On March 16 and 17, the Ball State Judo Club fought through the intense atmosphere to compete in the National Collegiate Judo Tournament in Iowa. Although only five members of the team attended, each competitor returned with a medal and two novice members earned third place in the Women’s Novice Team category.
It was senior public relations major Denise Kendall’s first Judo tournament. Despite her status as a “novice,” because she has only practiced Judo for about a year and does not have a brown or black belt, she placed first in her division after losing the first of a two-out-of-three round.
“It was my first competition and I was so nervous,” Kendall said. “It felt awesome, I was really nervous, you can’t feel your stomach. I had to be resourceful and it was so nerve-wracking. After I beat her though it was awesome.”
Club president and fellow novice Anna Marie Graham said the success at the competition was a major event for the Ball State Judo Club. The open tournament featured around 160 collegiate competitors, some from schools with large judo programs.
Winning two of her four events and placing third in her division, Graham said the team members who attended took their experience back to the rest of the team.
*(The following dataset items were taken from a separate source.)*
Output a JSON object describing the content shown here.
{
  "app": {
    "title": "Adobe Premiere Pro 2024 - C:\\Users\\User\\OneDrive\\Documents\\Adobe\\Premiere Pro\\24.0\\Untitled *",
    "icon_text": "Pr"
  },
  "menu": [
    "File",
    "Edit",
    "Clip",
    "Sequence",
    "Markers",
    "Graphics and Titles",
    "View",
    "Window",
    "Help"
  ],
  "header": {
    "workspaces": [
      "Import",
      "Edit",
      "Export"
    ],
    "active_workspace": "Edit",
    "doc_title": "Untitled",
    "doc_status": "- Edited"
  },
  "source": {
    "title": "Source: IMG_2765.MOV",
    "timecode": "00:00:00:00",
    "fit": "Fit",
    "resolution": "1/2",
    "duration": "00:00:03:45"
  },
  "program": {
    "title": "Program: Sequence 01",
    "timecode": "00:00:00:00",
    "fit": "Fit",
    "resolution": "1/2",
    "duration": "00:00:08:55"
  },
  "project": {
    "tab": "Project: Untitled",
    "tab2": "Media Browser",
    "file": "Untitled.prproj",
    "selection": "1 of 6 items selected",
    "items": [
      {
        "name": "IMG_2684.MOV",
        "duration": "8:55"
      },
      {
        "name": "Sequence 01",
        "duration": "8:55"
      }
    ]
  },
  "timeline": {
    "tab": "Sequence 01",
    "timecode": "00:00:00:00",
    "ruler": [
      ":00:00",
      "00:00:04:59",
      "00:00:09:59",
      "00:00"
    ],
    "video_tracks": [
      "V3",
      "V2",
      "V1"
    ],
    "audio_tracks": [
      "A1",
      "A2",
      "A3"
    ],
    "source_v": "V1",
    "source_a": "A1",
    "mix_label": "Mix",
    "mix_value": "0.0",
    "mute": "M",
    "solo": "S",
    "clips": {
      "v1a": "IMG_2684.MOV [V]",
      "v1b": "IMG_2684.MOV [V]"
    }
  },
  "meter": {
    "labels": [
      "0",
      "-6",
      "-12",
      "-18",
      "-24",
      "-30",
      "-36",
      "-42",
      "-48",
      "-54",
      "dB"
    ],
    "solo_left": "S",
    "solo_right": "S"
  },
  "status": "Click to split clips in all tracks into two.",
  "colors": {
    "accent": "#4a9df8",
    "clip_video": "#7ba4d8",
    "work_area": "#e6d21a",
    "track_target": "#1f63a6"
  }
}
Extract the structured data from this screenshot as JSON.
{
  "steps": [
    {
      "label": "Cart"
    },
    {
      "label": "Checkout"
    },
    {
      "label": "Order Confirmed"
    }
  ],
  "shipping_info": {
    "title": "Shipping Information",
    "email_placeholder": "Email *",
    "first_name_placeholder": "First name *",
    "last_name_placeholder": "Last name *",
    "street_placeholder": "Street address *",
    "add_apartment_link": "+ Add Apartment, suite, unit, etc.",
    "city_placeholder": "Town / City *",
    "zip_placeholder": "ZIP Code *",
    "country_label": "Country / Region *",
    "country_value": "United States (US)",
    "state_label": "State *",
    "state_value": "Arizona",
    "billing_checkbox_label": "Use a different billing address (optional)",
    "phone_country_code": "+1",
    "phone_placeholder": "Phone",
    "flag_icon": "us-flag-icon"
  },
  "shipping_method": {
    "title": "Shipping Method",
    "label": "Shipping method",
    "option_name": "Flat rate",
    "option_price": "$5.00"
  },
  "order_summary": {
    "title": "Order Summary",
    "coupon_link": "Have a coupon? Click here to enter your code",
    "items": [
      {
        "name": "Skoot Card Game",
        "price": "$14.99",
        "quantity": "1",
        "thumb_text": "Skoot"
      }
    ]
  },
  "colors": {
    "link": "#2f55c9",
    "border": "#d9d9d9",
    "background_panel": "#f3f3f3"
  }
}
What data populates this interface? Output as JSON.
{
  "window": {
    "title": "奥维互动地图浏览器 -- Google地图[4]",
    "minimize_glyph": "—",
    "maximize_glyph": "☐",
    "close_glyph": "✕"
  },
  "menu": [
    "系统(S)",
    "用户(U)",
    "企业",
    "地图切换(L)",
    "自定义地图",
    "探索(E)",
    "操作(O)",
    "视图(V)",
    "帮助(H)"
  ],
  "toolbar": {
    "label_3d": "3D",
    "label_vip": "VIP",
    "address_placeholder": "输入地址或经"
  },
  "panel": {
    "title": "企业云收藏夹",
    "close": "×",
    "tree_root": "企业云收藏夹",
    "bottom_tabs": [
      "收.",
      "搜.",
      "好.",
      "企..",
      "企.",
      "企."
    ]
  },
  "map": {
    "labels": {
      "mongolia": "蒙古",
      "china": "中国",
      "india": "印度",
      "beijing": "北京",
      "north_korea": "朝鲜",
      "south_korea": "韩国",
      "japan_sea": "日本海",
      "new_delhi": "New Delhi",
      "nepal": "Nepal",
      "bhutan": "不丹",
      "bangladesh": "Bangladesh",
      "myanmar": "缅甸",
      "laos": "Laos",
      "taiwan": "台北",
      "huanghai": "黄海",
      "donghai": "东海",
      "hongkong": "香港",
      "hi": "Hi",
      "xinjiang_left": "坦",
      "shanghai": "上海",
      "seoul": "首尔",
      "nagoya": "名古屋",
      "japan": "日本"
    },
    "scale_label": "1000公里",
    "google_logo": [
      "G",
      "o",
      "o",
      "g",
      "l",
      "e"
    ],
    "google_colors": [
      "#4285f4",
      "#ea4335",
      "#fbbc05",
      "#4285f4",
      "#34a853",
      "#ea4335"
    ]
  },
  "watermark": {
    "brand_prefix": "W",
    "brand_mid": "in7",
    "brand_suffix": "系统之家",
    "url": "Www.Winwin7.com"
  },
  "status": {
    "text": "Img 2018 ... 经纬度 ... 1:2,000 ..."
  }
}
“This tournament was very important for the judo club,” Graham said. “We have very strong competitors who can compete on a national level, which adds to the growth of the club as a whole. When we return from tournaments, we are able to bring new knowledge to the club, especially in areas where many members can improve.“
The Ball State Judo Club has around 20 regular members who practice three times a week for a total of six hours. Usually only a few members can make it to national tournaments and they offer up to six tournaments each semester, both local and national.
Graham said the judo team is gaining momentum at Ball State, and tournament success adds to that momentum.
“We’ve already seen more interest in local tournaments from our members,” she said. “All of our tournaments are opportunities to meet other people who practice judo, network, encourage each other and enjoy the sport of judo.”
Continued success will attract judoka to Ball State, Graham said.
“The tournament is also important [because] it shows that we have a strong judo program, which promotes Ball State on a national level, especially to younger judoka who are in the college selection process,” Graham said. “Although a judo program doesn’t affect college selections for many people, it can make a big difference to someone.”